En 2011, Barack Obama avait accepté le mécanisme de réduction automatique des dépenses : relever le plafond de la dette était une nécessité impérative pour lui et il pensait que des réductions importantes des programmes de défense étaient inacceptables pour les républicains et qu’ils préfèreraient toujours d’autres solutions. Il semble aujourd’hui, au moins à court terme, que ce pari est perdu. L’hostilité à l’impôt paraît l’emporter chez les Républicains qui, eux aussi, sont peut-être en train de se résigner à la réduction de la puissance militaire américaine.
Aujourd’hui, le pari des démocrates est que le désordre provoqué par les réductions indistinctes de dépenses ramènera les républicains à la table des négociations. Ils souhaitent notamment profiter de cette échéance pour alourdir la fiscalité sur les plus riches (au delà de 1 million de dollars de revenus annuels).

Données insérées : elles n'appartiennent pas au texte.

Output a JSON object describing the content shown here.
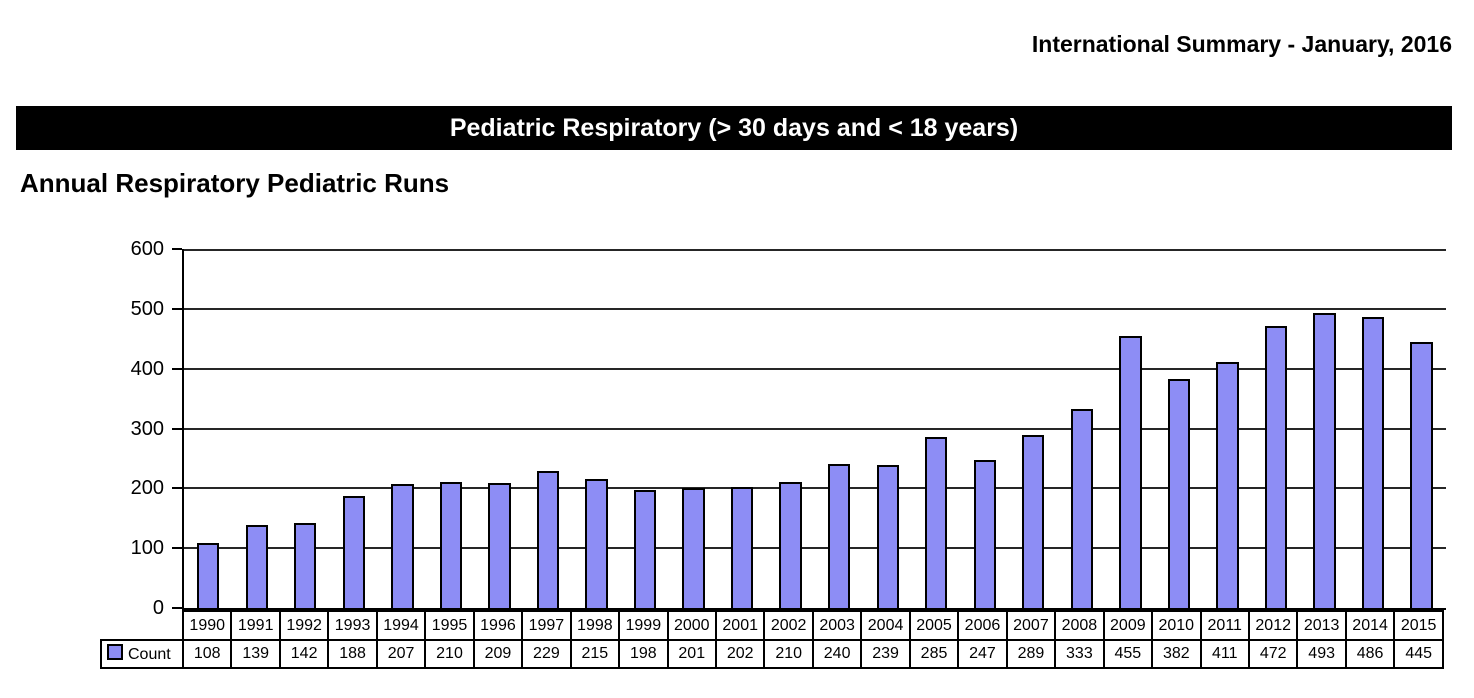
{
  "page": {
    "header_title": "International Summary - January, 2016",
    "banner_title": "Pediatric Respiratory (> 30 days and < 18 years)",
    "section_title": "Annual Respiratory Pediatric Runs"
  },
  "chart_data": {
    "type": "bar",
    "title": "Annual Respiratory Pediatric Runs",
    "categories": [
      "1990",
      "1991",
      "1992",
      "1993",
      "1994",
      "1995",
      "1996",
      "1997",
      "1998",
      "1999",
      "2000",
      "2001",
      "2002",
      "2003",
      "2004",
      "2005",
      "2006",
      "2007",
      "2008",
      "2009",
      "2010",
      "2011",
      "2012",
      "2013",
      "2014",
      "2015"
    ],
    "series": [
      {
        "name": "Count",
        "values": [
          108,
          139,
          142,
          188,
          207,
          210,
          209,
          229,
          215,
          198,
          201,
          202,
          210,
          240,
          239,
          285,
          247,
          289,
          333,
          455,
          382,
          411,
          472,
          493,
          486,
          445
        ]
      }
    ],
    "xlabel": "",
    "ylabel": "",
    "ylim": [
      0,
      600
    ],
    "yticks": [
      600,
      500,
      400,
      300,
      200,
      100,
      0
    ],
    "grid": true,
    "legend_position": "bottom-left-table",
    "colors": {
      "bar_fill": "#8d8df5",
      "bar_border": "#000000",
      "grid_line": "#262626",
      "banner_bg": "#000000",
      "banner_text": "#ffffff"
    }
  }
}
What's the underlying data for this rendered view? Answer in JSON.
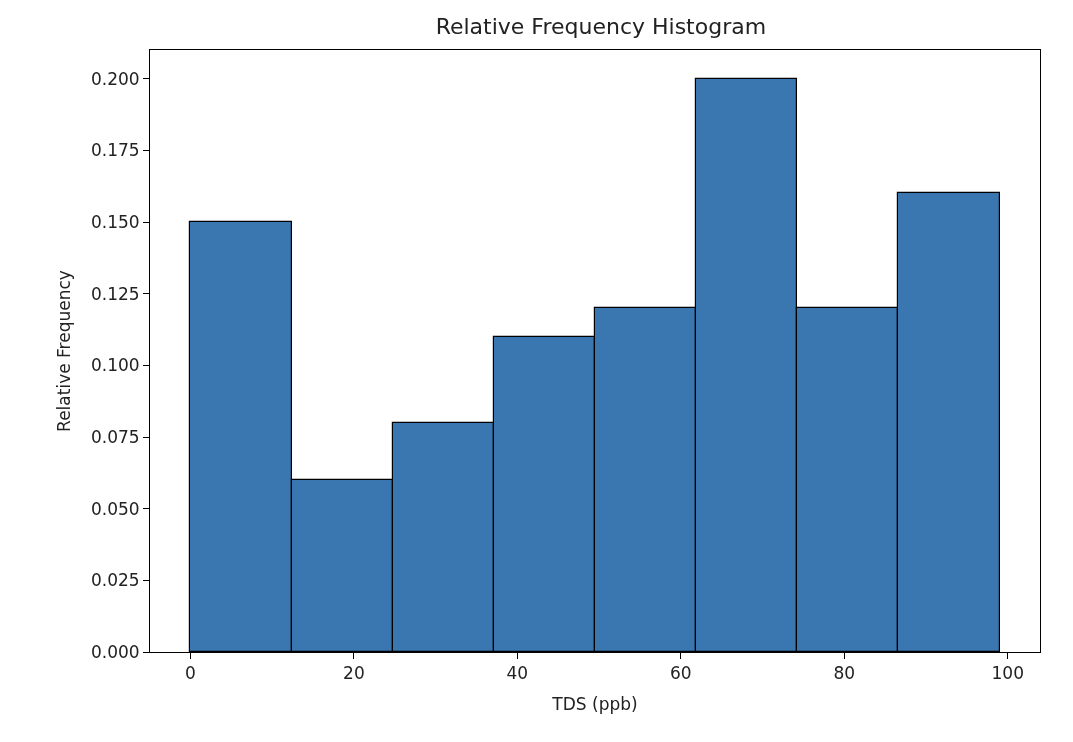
{
  "chart_data": {
    "type": "histogram",
    "title": "Relative Frequency Histogram",
    "xlabel": "TDS (ppb)",
    "ylabel": "Relative Frequency",
    "bins": [
      0,
      12.375,
      24.75,
      37.125,
      49.5,
      61.875,
      74.25,
      86.625,
      99
    ],
    "values": [
      0.15,
      0.06,
      0.08,
      0.11,
      0.12,
      0.2,
      0.12,
      0.16
    ],
    "color": "#3a76af",
    "xlim": [
      -4.95,
      103.95
    ],
    "xticks": [
      0,
      20,
      40,
      60,
      80,
      100
    ],
    "ylim": [
      0,
      0.21
    ],
    "yticks": [
      {
        "value": 0,
        "label": "0.000"
      },
      {
        "value": 0.025,
        "label": "0.025"
      },
      {
        "value": 0.05,
        "label": "0.050"
      },
      {
        "value": 0.075,
        "label": "0.075"
      },
      {
        "value": 0.1,
        "label": "0.100"
      },
      {
        "value": 0.125,
        "label": "0.125"
      },
      {
        "value": 0.15,
        "label": "0.150"
      },
      {
        "value": 0.175,
        "label": "0.175"
      },
      {
        "value": 0.2,
        "label": "0.200"
      }
    ],
    "grid": false
  }
}
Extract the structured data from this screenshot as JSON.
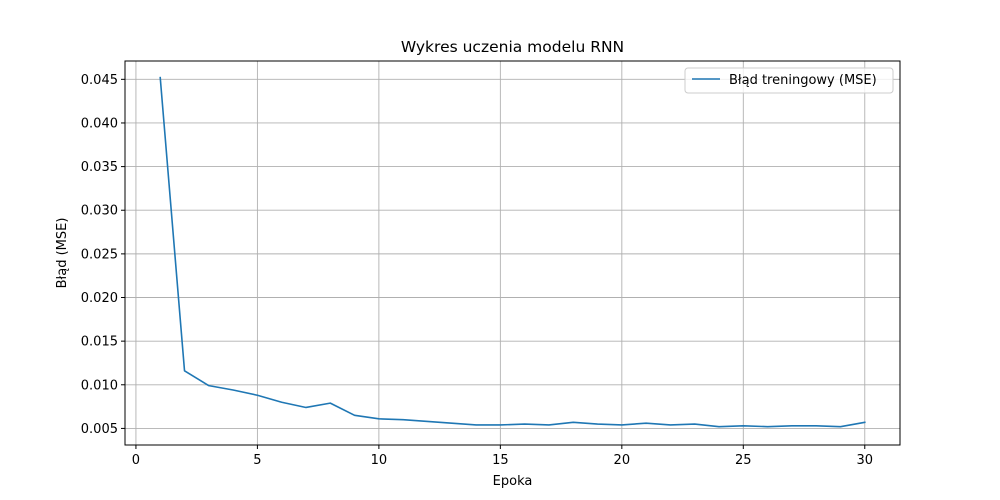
{
  "chart_data": {
    "type": "line",
    "title": "Wykres uczenia modelu RNN",
    "xlabel": "Epoka",
    "ylabel": "Błąd (MSE)",
    "xlim": [
      -0.45,
      31.45
    ],
    "ylim": [
      0.0031,
      0.0471
    ],
    "xticks": [
      0,
      5,
      10,
      15,
      20,
      25,
      30
    ],
    "xtick_labels": [
      "0",
      "5",
      "10",
      "15",
      "20",
      "25",
      "30"
    ],
    "yticks": [
      0.005,
      0.01,
      0.015,
      0.02,
      0.025,
      0.03,
      0.035,
      0.04,
      0.045
    ],
    "ytick_labels": [
      "0.005",
      "0.010",
      "0.015",
      "0.020",
      "0.025",
      "0.030",
      "0.035",
      "0.040",
      "0.045"
    ],
    "grid": true,
    "legend_position": "top-right",
    "series": [
      {
        "name": "Błąd treningowy (MSE)",
        "color": "#1f77b4",
        "x": [
          1,
          2,
          3,
          4,
          5,
          6,
          7,
          8,
          9,
          10,
          11,
          12,
          13,
          14,
          15,
          16,
          17,
          18,
          19,
          20,
          21,
          22,
          23,
          24,
          25,
          26,
          27,
          28,
          29,
          30
        ],
        "y": [
          0.0452,
          0.0116,
          0.0099,
          0.0094,
          0.0088,
          0.008,
          0.0074,
          0.0079,
          0.0065,
          0.0061,
          0.006,
          0.0058,
          0.0056,
          0.0054,
          0.0054,
          0.0055,
          0.0054,
          0.0057,
          0.0055,
          0.0054,
          0.0056,
          0.0054,
          0.0055,
          0.0052,
          0.0053,
          0.0052,
          0.0053,
          0.0053,
          0.0052,
          0.0057
        ]
      }
    ]
  }
}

Le processus budgétaire américain est fondamentalement désordonné et erratique. En l’absence de procédures permettant de trancher clairement et compte tenu du climat d’affrontement partisan qui domine Washington, les parlementaires ont recours à des expédients pour des durées très courtes. Comme cela a été fréquemment le cas ces dernières années, le Congrès n’a pas voté de budget pour l’année fiscale qui va d’octobre 2012 à septembre 2013. Il ne s’est mis d’accord que sur des dotations provisoires, une "continuing resolution" pour permettre au gouvernement fédéral de continuer à fonctionner. La continuing resolution adoptée fin septembre 2012 vient à échéance le 27 mars prochain. Cette échéance offre l'opportunité de remettre en cause les réductions automatiques moins d'un mois après leur entrée en vigueur.

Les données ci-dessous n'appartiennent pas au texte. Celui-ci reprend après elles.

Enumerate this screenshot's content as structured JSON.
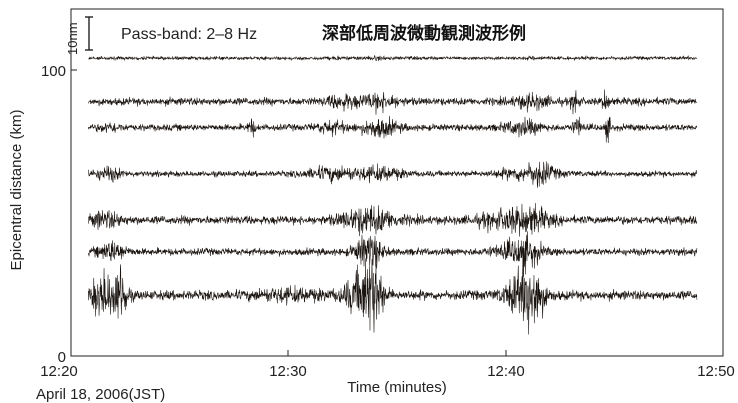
{
  "chart_data": {
    "type": "line",
    "title": "深部低周波微動観測波形例",
    "passband_label": "Pass-band: 2–8 Hz",
    "scale_bar_label": "10nm",
    "xlabel": "Time (minutes)",
    "ylabel": "Epicentral distance (km)",
    "date_label": "April 18, 2006(JST)",
    "x_ticks": [
      "12:20",
      "12:30",
      "12:40",
      "12:50"
    ],
    "xlim": [
      "12:20",
      "12:50"
    ],
    "y_ticks": [
      "0",
      "100"
    ],
    "ylim": [
      0,
      120
    ],
    "grid": false,
    "trace_color": "#1a1410",
    "trace_window": [
      "12:20.8",
      "12:48.8"
    ],
    "series": [
      {
        "distance_km": 103,
        "base_amp": 0.7,
        "bursts": [
          [
            12.2,
            0.3,
            0.4
          ],
          [
            14.2,
            0.5,
            0.6
          ],
          [
            21.5,
            0.4,
            0.5
          ],
          [
            13.5,
            0.3,
            0.3
          ]
        ]
      },
      {
        "distance_km": 88,
        "base_amp": 1.6,
        "bursts": [
          [
            12.5,
            0.7,
            1.5
          ],
          [
            14.2,
            0.8,
            1.8
          ],
          [
            21.2,
            0.8,
            1.5
          ],
          [
            23.2,
            0.15,
            3.5
          ],
          [
            24.6,
            0.15,
            2.5
          ]
        ]
      },
      {
        "distance_km": 79,
        "base_amp": 1.4,
        "bursts": [
          [
            1.8,
            0.5,
            1.0
          ],
          [
            8.3,
            0.15,
            2.5
          ],
          [
            12.0,
            0.7,
            1.5
          ],
          [
            14.2,
            0.8,
            2.5
          ],
          [
            20.8,
            0.8,
            2.0
          ],
          [
            23.3,
            0.2,
            2.8
          ],
          [
            24.7,
            0.15,
            3.0
          ]
        ]
      },
      {
        "distance_km": 63,
        "base_amp": 1.2,
        "bursts": [
          [
            1.7,
            0.6,
            2.0
          ],
          [
            12.0,
            1.2,
            2.0
          ],
          [
            14.2,
            1.0,
            2.2
          ],
          [
            21.0,
            1.3,
            2.0
          ],
          [
            21.6,
            0.5,
            2.5
          ]
        ]
      },
      {
        "distance_km": 47,
        "base_amp": 1.8,
        "bursts": [
          [
            1.5,
            0.8,
            1.5
          ],
          [
            13.7,
            1.2,
            2.8
          ],
          [
            20.0,
            1.2,
            1.8
          ],
          [
            21.2,
            0.8,
            2.3
          ]
        ]
      },
      {
        "distance_km": 36,
        "base_amp": 1.5,
        "bursts": [
          [
            1.9,
            0.6,
            2.5
          ],
          [
            13.7,
            0.6,
            4.5
          ],
          [
            21.0,
            0.6,
            3.2
          ],
          [
            20.3,
            1.0,
            1.8
          ]
        ]
      },
      {
        "distance_km": 21,
        "base_amp": 2.0,
        "bursts": [
          [
            1.5,
            0.6,
            4.5
          ],
          [
            2.3,
            0.3,
            5.5
          ],
          [
            13.4,
            0.8,
            4.5
          ],
          [
            13.9,
            0.4,
            5.5
          ],
          [
            20.8,
            0.8,
            4.5
          ],
          [
            21.3,
            0.4,
            5.0
          ],
          [
            10.0,
            1.5,
            1.0
          ]
        ]
      }
    ]
  }
}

Leur pleine application en 2013 pourrait, selon les estimations du Congressionnal Budget Office, conduire à une moindre croissance de 0,6% du PIB. Des travaux de la George Mason University estiment qu’elle pourrait résulter en une augmentation du taux de chômage de 0,25% à 1,25% (il était de 7,9% au mois de janvier 2013).
Même si le débat budgétaire aux Etats-Unis a atteint un degré élevé d’irrationalité, on peut toujours espérer qu’on ne laissera pas faire cette mécanique infernale de réductions automatiques affectant sans discrimination tous les secteurs. Pour reprendre l’image d’un ancien haut fonctionnaire de l’administration Clinton, dans un article du Financial Times, c’est comme si en période de réduction budgétaire drastique dans un hôpital, on coupait de manière identique le service de chirurgie esthétique et celui de réanimation.